Hab die Begriffe durcheinandergworfen. Ihr wisst trotzdem was gemeint ist

16 Antworten

Von Experte SaniOnTheRoad bestätigt
Könntet ihr als Rettungssanitäter arbeiten?

Das tue ich seit acht Jahren.

Und wenn mir vor neun Jahren jemand gesagt hätte, dass ich diesen Job mal machen würde (und zwar gerne!), hätte ich ihn ausgelacht ;) Ich bin da ein Bisschen zufällig reingeschlittert, ohne wirklich zu ahnen auf was ich mich einlasse.

Ich sage es mal so: Der Außenstehende sitzt meist einigen elementaren Missverständnissen auf, was diesen Job angeht. Zum Beispiel:

So viel leid und Tod wie man jeden Tag sieht?

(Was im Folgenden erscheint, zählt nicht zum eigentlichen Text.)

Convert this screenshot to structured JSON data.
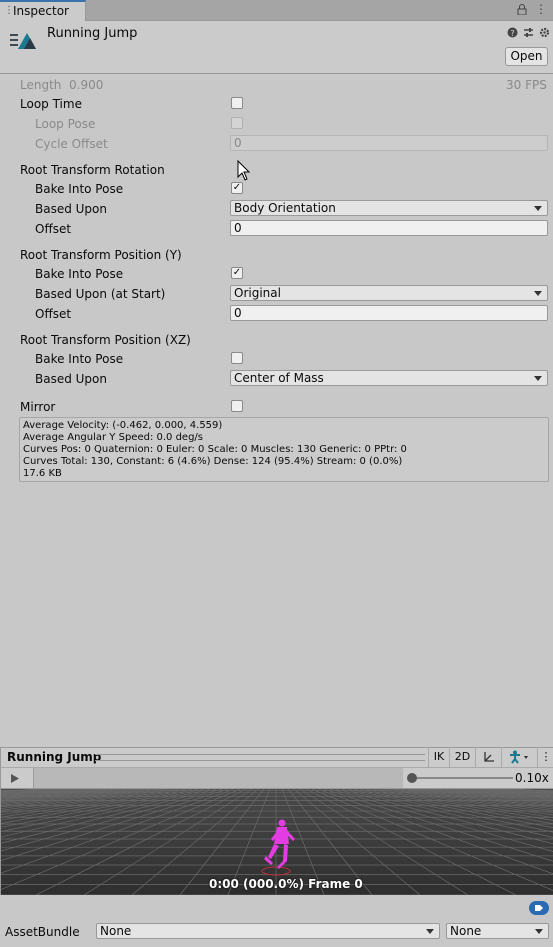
{
  "tab": {
    "title": "Inspector"
  },
  "header": {
    "title": "Running Jump",
    "open_label": "Open"
  },
  "clip": {
    "length_label": "Length",
    "length_value": "0.900",
    "fps": "30 FPS"
  },
  "loop": {
    "loop_time": "Loop Time",
    "loop_pose": "Loop Pose",
    "cycle_offset": "Cycle Offset",
    "cycle_offset_value": "0"
  },
  "rotation": {
    "title": "Root Transform Rotation",
    "bake_label": "Bake Into Pose",
    "based_label": "Based Upon",
    "based_value": "Body Orientation",
    "offset_label": "Offset",
    "offset_value": "0"
  },
  "position_y": {
    "title": "Root Transform Position (Y)",
    "bake_label": "Bake Into Pose",
    "based_label": "Based Upon (at Start)",
    "based_value": "Original",
    "offset_label": "Offset",
    "offset_value": "0"
  },
  "position_xz": {
    "title": "Root Transform Position (XZ)",
    "bake_label": "Bake Into Pose",
    "based_label": "Based Upon",
    "based_value": "Center of Mass"
  },
  "mirror": {
    "label": "Mirror"
  },
  "info": {
    "line1": "Average Velocity: (-0.462, 0.000, 4.559)",
    "line2": "Average Angular Y Speed: 0.0 deg/s",
    "line3": "Curves Pos: 0 Quaternion: 0 Euler: 0 Scale: 0 Muscles: 130 Generic: 0 PPtr: 0",
    "line4": "Curves Total: 130, Constant: 6 (4.6%) Dense: 124 (95.4%) Stream: 0 (0.0%)",
    "line5": "17.6 KB"
  },
  "preview": {
    "title": "Running Jump",
    "ik_label": "IK",
    "mode_2d_label": "2D",
    "speed": "0.10x",
    "time_readout": "0:00 (000.0%) Frame 0"
  },
  "asset_bundle": {
    "label": "AssetBundle",
    "name_value": "None",
    "variant_value": "None"
  }
}
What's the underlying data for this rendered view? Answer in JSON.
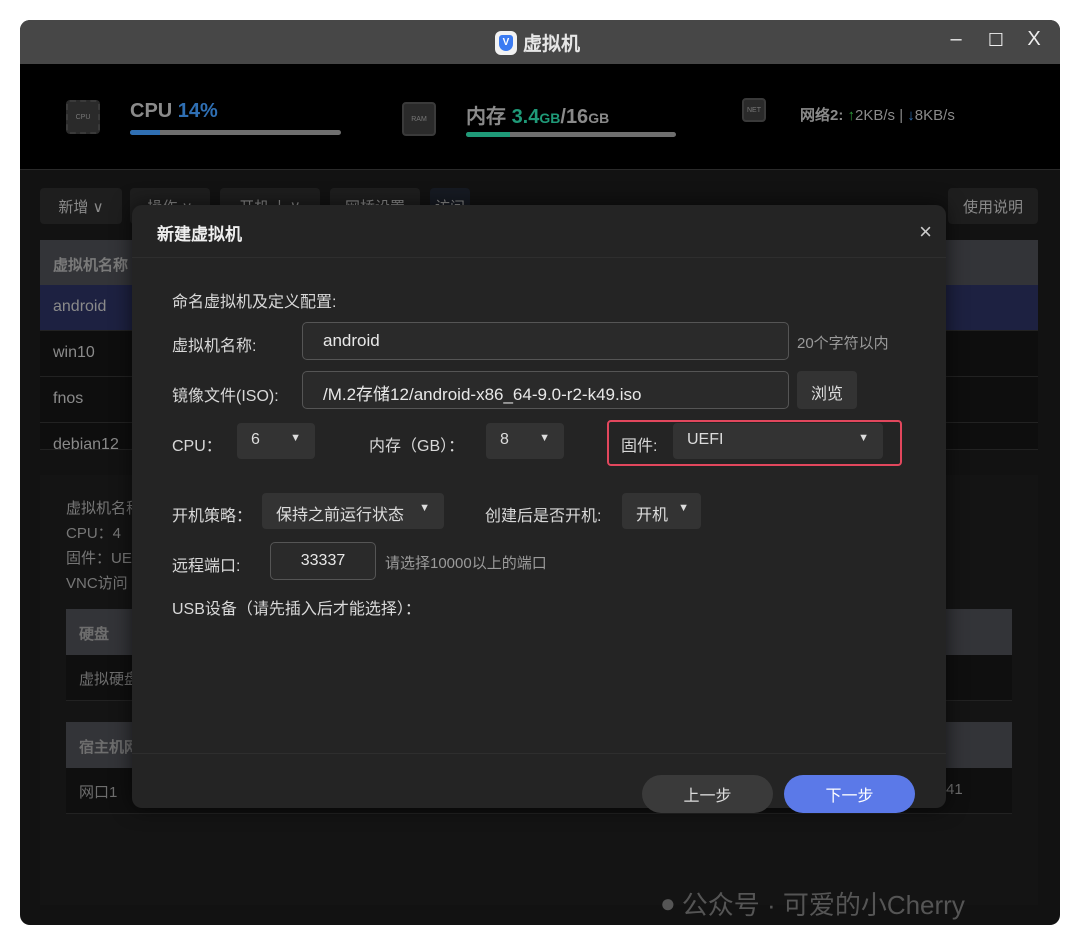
{
  "window": {
    "title": "虚拟机",
    "logo_letter": "V",
    "minimize": "‒",
    "maximize": "☐",
    "close": "X"
  },
  "stats": {
    "cpu_label": "CPU",
    "cpu_value": "14%",
    "cpu_percent": 14,
    "cpu_chip": "CPU",
    "mem_label": "内存",
    "mem_used": "3.4",
    "mem_used_unit": "GB",
    "mem_sep": "/",
    "mem_total": "16",
    "mem_total_unit": "GB",
    "mem_percent": 21,
    "ram_chip": "RAM",
    "net_chip": "NET",
    "net_label": "网络2:",
    "net_up": "2KB/s",
    "net_sep": "|",
    "net_down": "8KB/s",
    "up_arrow": "↑",
    "down_arrow": "↓"
  },
  "toolbar": {
    "add": "新增 ∨",
    "ops": "操作 ∨",
    "power": "开机",
    "power_caret": "∨",
    "bridge": "网桥设置",
    "access": "访问",
    "help": "使用说明"
  },
  "vm_table": {
    "header": "虚拟机名称",
    "rows": [
      "android",
      "win10",
      "fnos",
      "debian12"
    ]
  },
  "detail": {
    "lines": [
      "虚拟机名称",
      "CPU：4",
      "固件：UE",
      "VNC访问"
    ],
    "disk_header": "硬盘",
    "disk_row": "虚拟硬盘",
    "host_header": "宿主机网",
    "host_row": "网口1",
    "host_tail": "41"
  },
  "modal": {
    "title": "新建虚拟机",
    "close": "×",
    "section": "命名虚拟机及定义配置:",
    "name_label": "虚拟机名称:",
    "name_value": "android",
    "name_hint": "20个字符以内",
    "iso_label": "镜像文件(ISO):",
    "iso_value": "/M.2存储12/android-x86_64-9.0-r2-k49.iso",
    "browse": "浏览",
    "cpu_label": "CPU：",
    "cpu_value": "6",
    "mem_label": "内存（GB）：",
    "mem_value": "8",
    "fw_label": "固件:",
    "fw_value": "UEFI",
    "boot_label": "开机策略：",
    "boot_value": "保持之前运行状态",
    "autostart_label": "创建后是否开机:",
    "autostart_value": "开机",
    "port_label": "远程端口:",
    "port_value": "33337",
    "port_hint": "请选择10000以上的端口",
    "usb_label": "USB设备（请先插入后才能选择）：",
    "prev": "上一步",
    "next": "下一步",
    "caret": "▼"
  },
  "watermark": "公众号 · 可爱的小Cherry",
  "colors": {
    "accent": "#5b79e8",
    "highlight": "#e2475d",
    "cpu": "#2f6fb3",
    "mem": "#1f9a78"
  }
}
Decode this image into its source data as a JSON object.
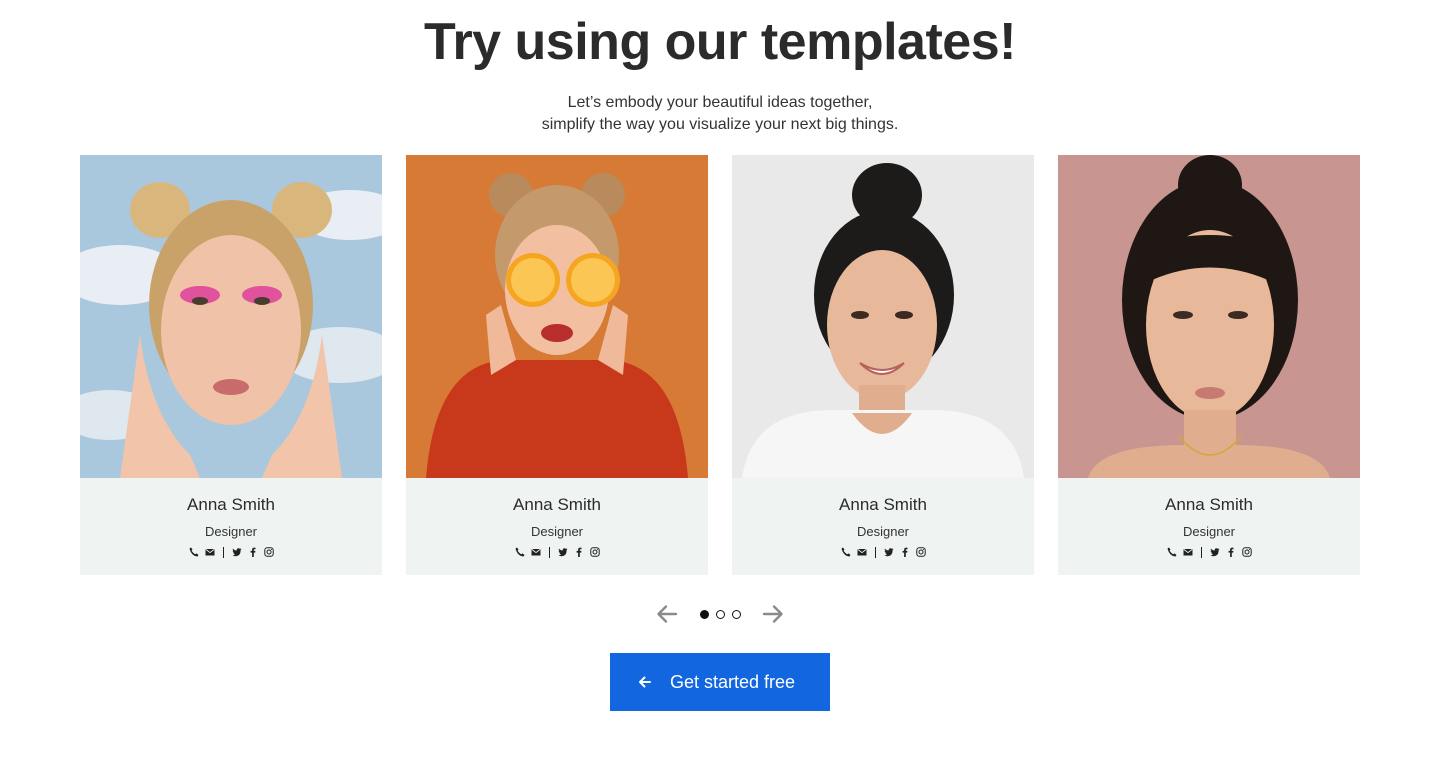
{
  "hero": {
    "title": "Try using our templates!",
    "subtitle_line1": "Let’s embody your beautiful ideas together,",
    "subtitle_line2": "simplify the way you visualize your next big things."
  },
  "cards": [
    {
      "name": "Anna Smith",
      "role": "Designer",
      "photo": "woman-pink-eyeshadow-sky-background",
      "bg": "#a9c8de"
    },
    {
      "name": "Anna Smith",
      "role": "Designer",
      "photo": "woman-orange-slices-orange-background",
      "bg": "#d77a36"
    },
    {
      "name": "Anna Smith",
      "role": "Designer",
      "photo": "woman-dark-bun-white-background",
      "bg": "#e9e9e9"
    },
    {
      "name": "Anna Smith",
      "role": "Designer",
      "photo": "woman-dark-hair-pink-background",
      "bg": "#c89590"
    }
  ],
  "social_icons": [
    "phone-icon",
    "mail-icon",
    "twitter-icon",
    "facebook-icon",
    "instagram-icon"
  ],
  "pager": {
    "prev_icon": "arrow-left-icon",
    "next_icon": "arrow-right-icon",
    "pages": 3,
    "active_page": 1
  },
  "cta": {
    "label": "Get started free",
    "icon": "arrow-left-icon",
    "color": "#1266e0"
  },
  "colors": {
    "card_bg": "#eff4f2",
    "text": "#2b2b2b",
    "arrow": "#8a8a8a"
  }
}
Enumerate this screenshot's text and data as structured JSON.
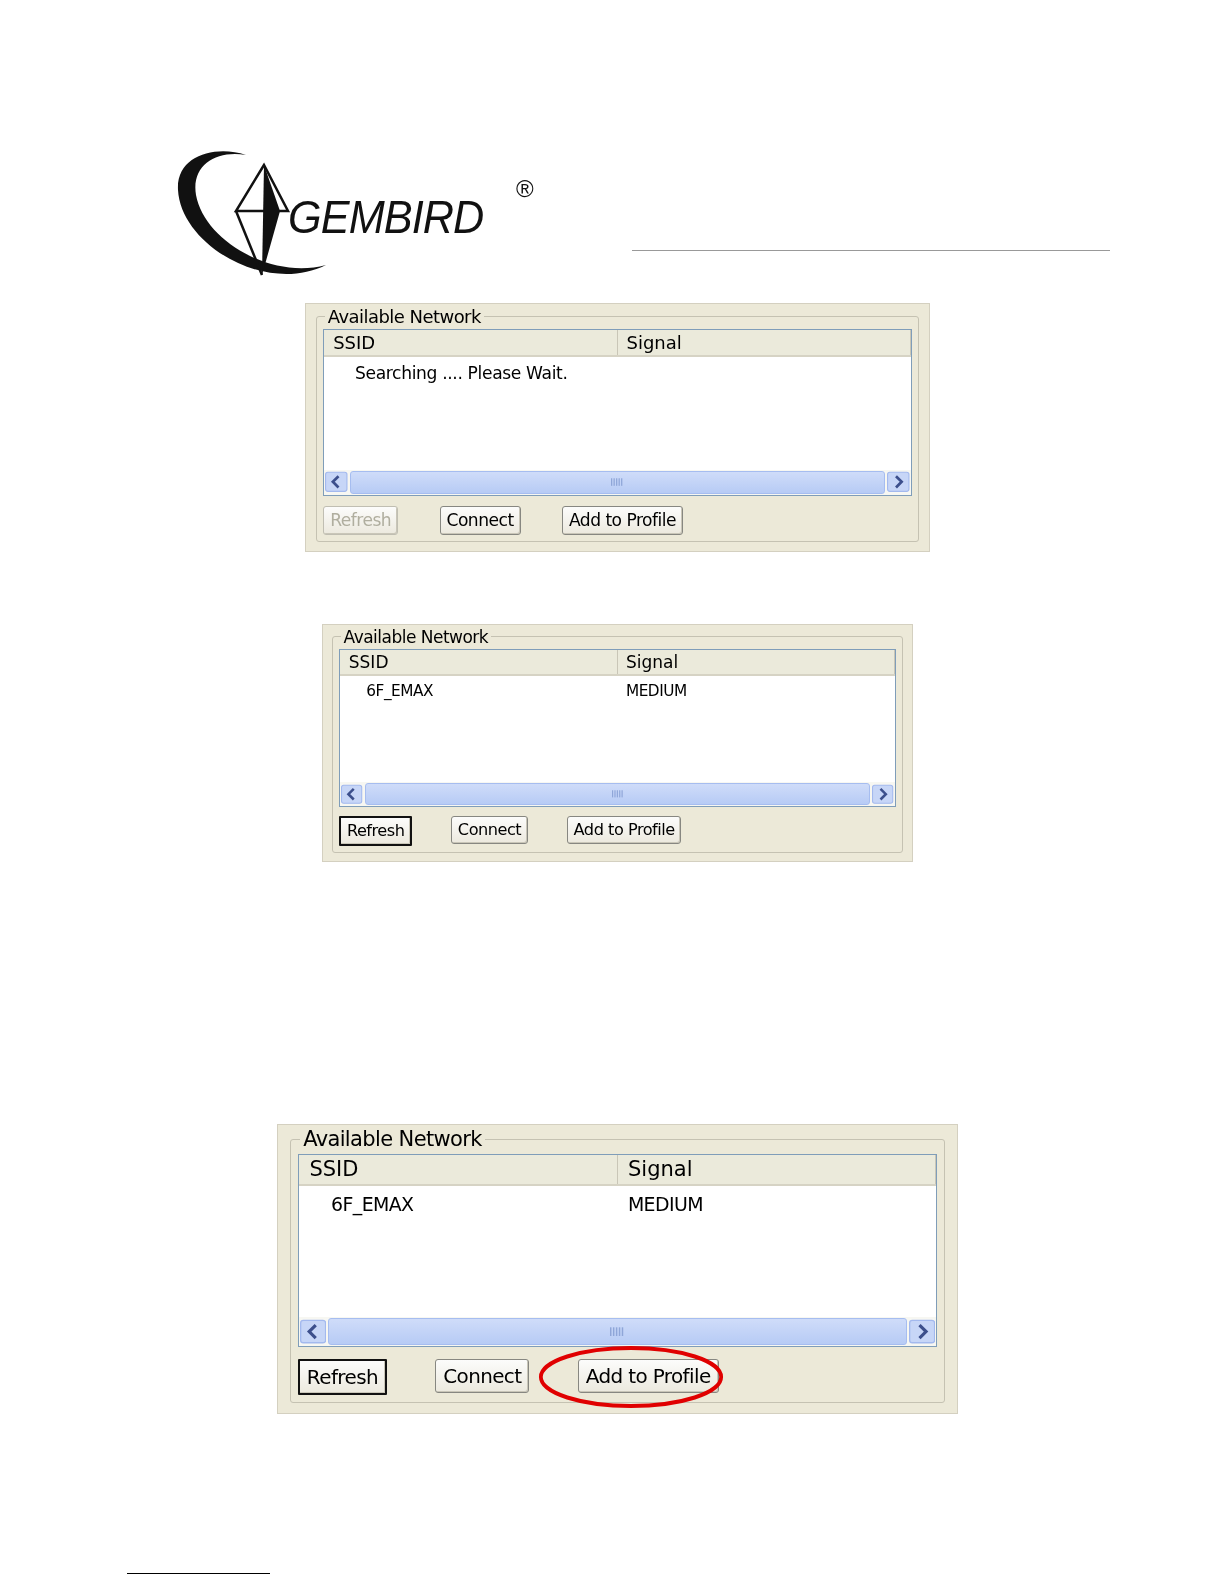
{
  "logo": {
    "brand": "GEMBIRD",
    "mark": "®"
  },
  "panels": [
    {
      "group_title": "Available Network",
      "columns": [
        "SSID",
        "Signal"
      ],
      "message": "Searching .... Please Wait.",
      "buttons": [
        {
          "label": "Refresh",
          "disabled": true,
          "default": false,
          "circled": false
        },
        {
          "label": "Connect",
          "disabled": false,
          "default": false,
          "circled": false
        },
        {
          "label": "Add to Profile",
          "disabled": false,
          "default": false,
          "circled": false
        }
      ]
    },
    {
      "group_title": "Available Network",
      "columns": [
        "SSID",
        "Signal"
      ],
      "rows": [
        [
          "6F_EMAX",
          "MEDIUM"
        ]
      ],
      "buttons": [
        {
          "label": "Refresh",
          "disabled": false,
          "default": true,
          "circled": false
        },
        {
          "label": "Connect",
          "disabled": false,
          "default": false,
          "circled": false
        },
        {
          "label": "Add to Profile",
          "disabled": false,
          "default": false,
          "circled": false
        }
      ]
    },
    {
      "group_title": "Available Network",
      "columns": [
        "SSID",
        "Signal"
      ],
      "rows": [
        [
          "6F_EMAX",
          "MEDIUM"
        ]
      ],
      "buttons": [
        {
          "label": "Refresh",
          "disabled": false,
          "default": true,
          "circled": false
        },
        {
          "label": "Connect",
          "disabled": false,
          "default": false,
          "circled": false
        },
        {
          "label": "Add to Profile",
          "disabled": false,
          "default": false,
          "circled": true
        }
      ]
    }
  ]
}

Nein, man sieht nicht täglich Leid und Tod. Ich jedenfalls nicht. Im Durchschnitt höchstens alle 2-3 Schichten mal einen ernsthaft bedrohlichen Fall und vielleicht zwei Tote pro Monat (ca. 15-17 Schichten). Okay, ich fahre auf dem Land, wo es deutlich weniger Einsätze gibt als in der Stadt - aber in der Stadt ist der Anteil der Bagatelleinsätze, also bei denen der Rettungsdienst eigentlich die falsche Adresse ist, deutlich höher.

Es ist also keineswegs so, dass man nach jedem Dienst was zu verarbeiten hat. Man fühlt sich oft eher wie ein Taxifahrer.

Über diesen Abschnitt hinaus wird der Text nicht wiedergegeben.